Parity is a popular topic of conversation in MLS. Because of league salary and roster rules, it has traditionally been very difficult for any team to consistently stay at the top. Similarly, unless you are Toronto FC, it is not unusual for teams to go from the bottom of the table one year to the top the next. Alexi Lalas famously (infamously?) proclaimed the league to be “the most competitive league in the world.” Is he right?
We looked at a representative group of 14 other leagues from around the world and tested them on three key metrics we believe are the best measures of league parity (or competitiveness, I consider them interchangeable).
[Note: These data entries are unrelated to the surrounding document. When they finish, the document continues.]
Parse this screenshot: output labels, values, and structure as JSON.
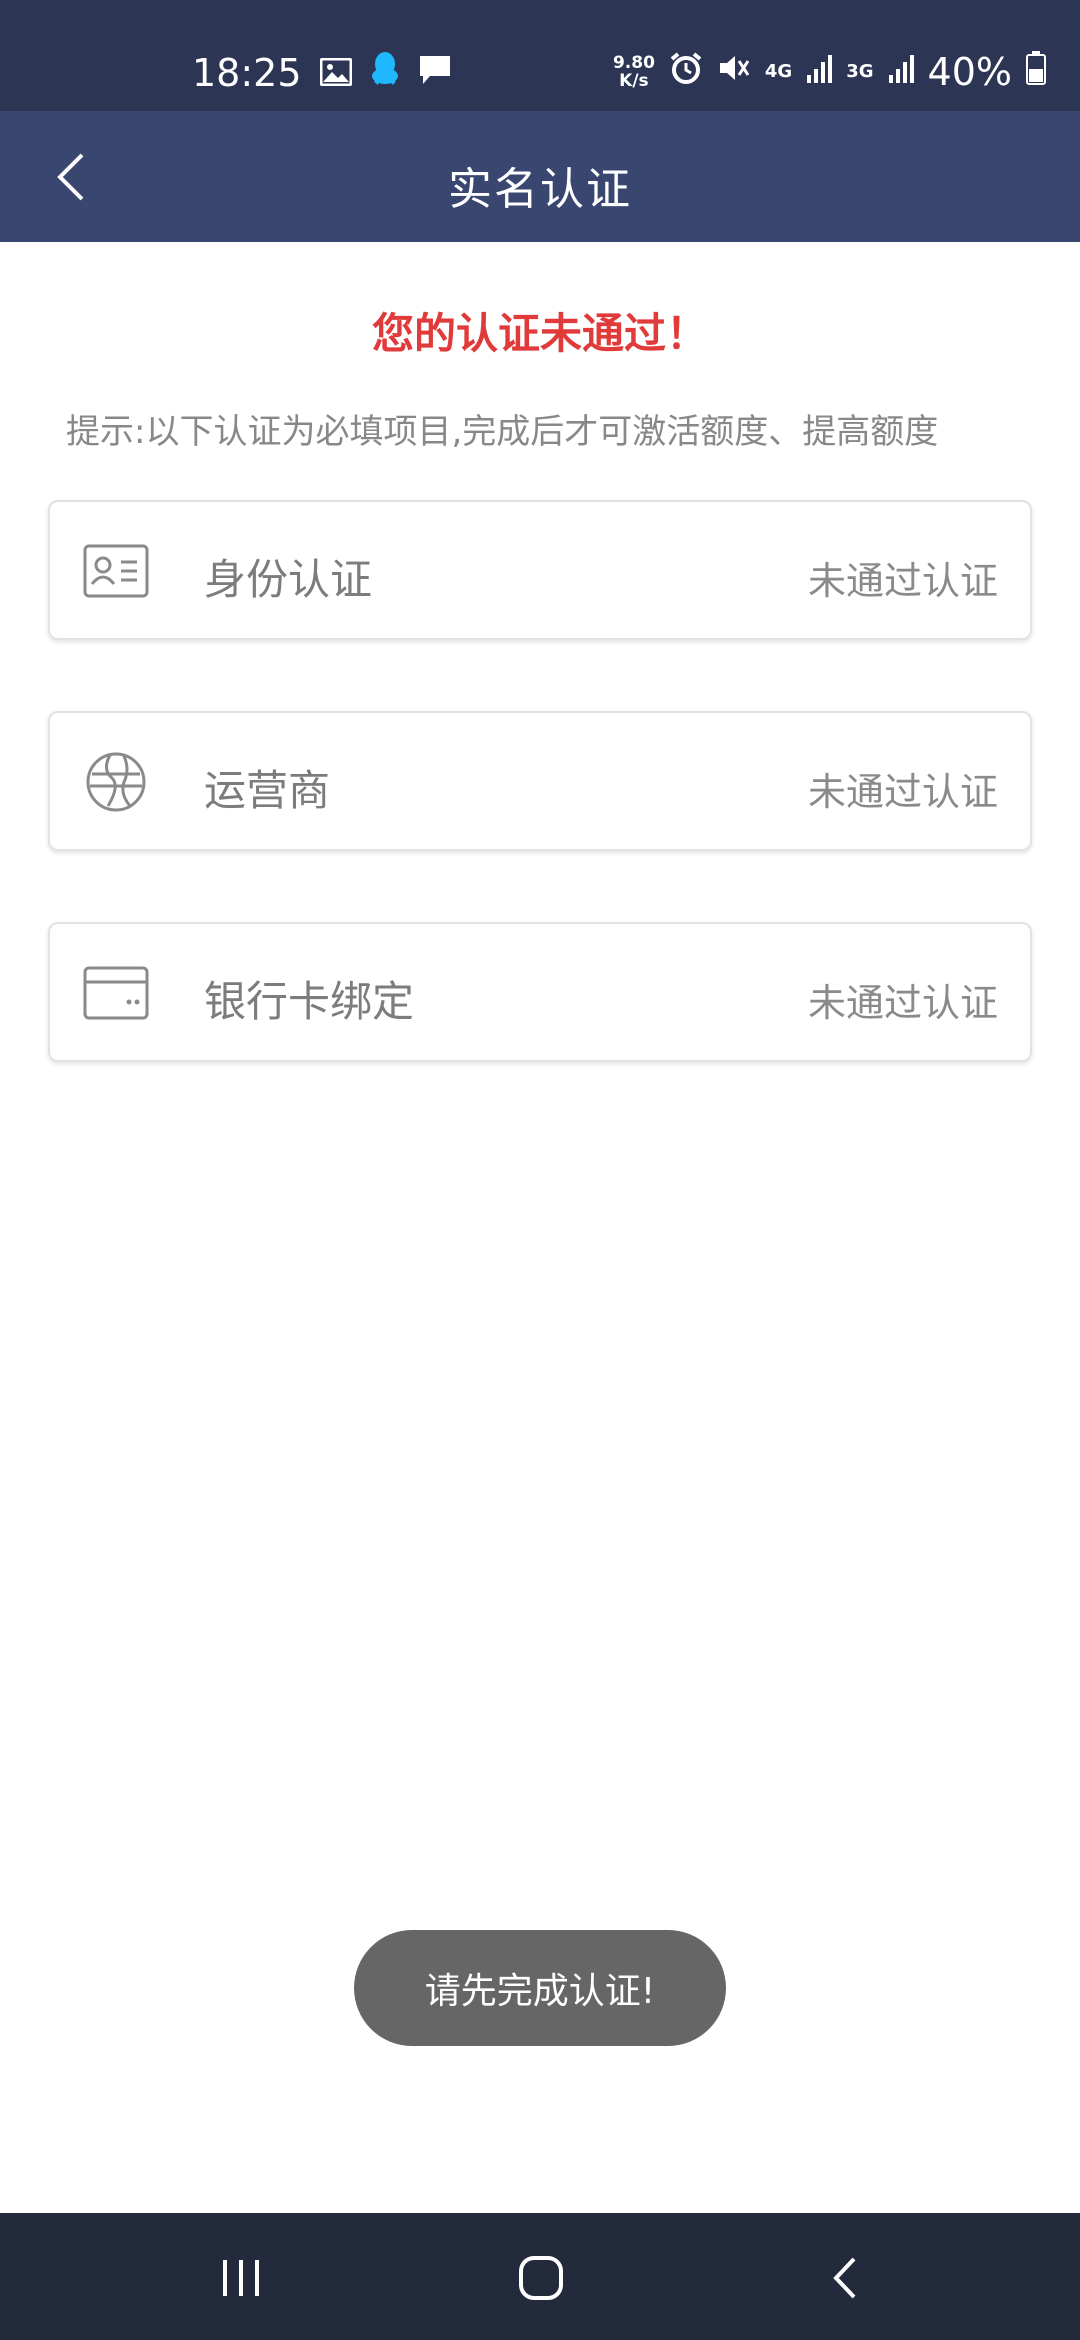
{
  "status_bar": {
    "time": "18:25",
    "net_speed_value": "9.80",
    "net_speed_unit": "K/s",
    "net_4g": "4G",
    "net_3g": "3G",
    "battery": "40%",
    "icons": [
      "image-icon",
      "qq-icon",
      "message-icon",
      "alarm-icon",
      "mute-icon",
      "signal-icon",
      "battery-icon"
    ]
  },
  "header": {
    "title": "实名认证"
  },
  "notice": "您的认证未通过！",
  "hint": "提示:以下认证为必填项目,完成后才可激活额度、提高额度",
  "items": [
    {
      "label": "身份认证",
      "status": "未通过认证",
      "icon": "id-card-icon"
    },
    {
      "label": "运营商",
      "status": "未通过认证",
      "icon": "globe-icon"
    },
    {
      "label": "银行卡绑定",
      "status": "未通过认证",
      "icon": "bank-card-icon"
    }
  ],
  "toast": "请先完成认证!",
  "colors": {
    "header_bg": "#394670",
    "status_bg": "#2c3553",
    "notice_red": "#e03a3a",
    "nav_bg": "#232a3c",
    "toast_bg": "#666666"
  }
}
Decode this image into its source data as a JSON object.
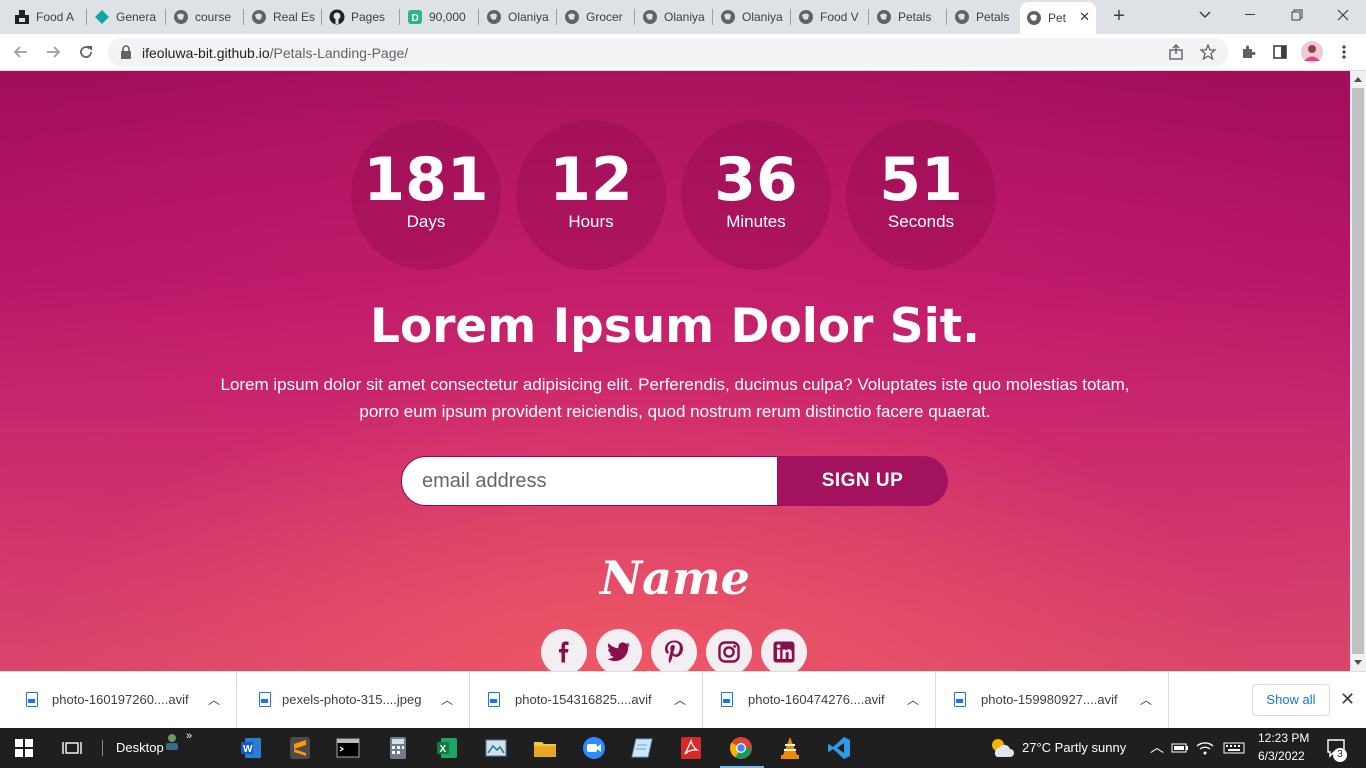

To measure this, we looked at the standard deviation of points per game (PPG) for each league. In effect, this measures the variance in results across the league. A lower number means teams are more closely grouped towards the average, a higher number means more teams are further from the average (both good and bad).
Year Over Year Parity
This table is the average change in year over year points per game. This measures how much results vary from year to year. The EPL obviously has a very low number in this metric as generally the top 5 teams have been the same for the past handful of years (as have the mid-table teams). It should be noted that this is only from one year’s worth of data, and likely would be different if looked at over multiple years.
The Haves (10%) vs. The Have Nots (90%)
Quite simply, this measures how much goal differential the top 10% of clubs in each league are responsible for. A competitive league should not have the top couple teams hording all the results. For example, look at the difference between who is responsible for the majority of the goal differential in the Bundesliga (Bayern/Dortmund) and MLS (Chivas USA/DC United).
We have taken these three factors and equally weighted each one, assigning a standard deviation (either + or -) for each league and each metric. Add them up and MLS is indeed the most competitive league in this 15 league sample. Interestingly, Brazil was not far behind. Of course, there are multiple ways one can measure parity and competitiveness, and this is just one of many approaches.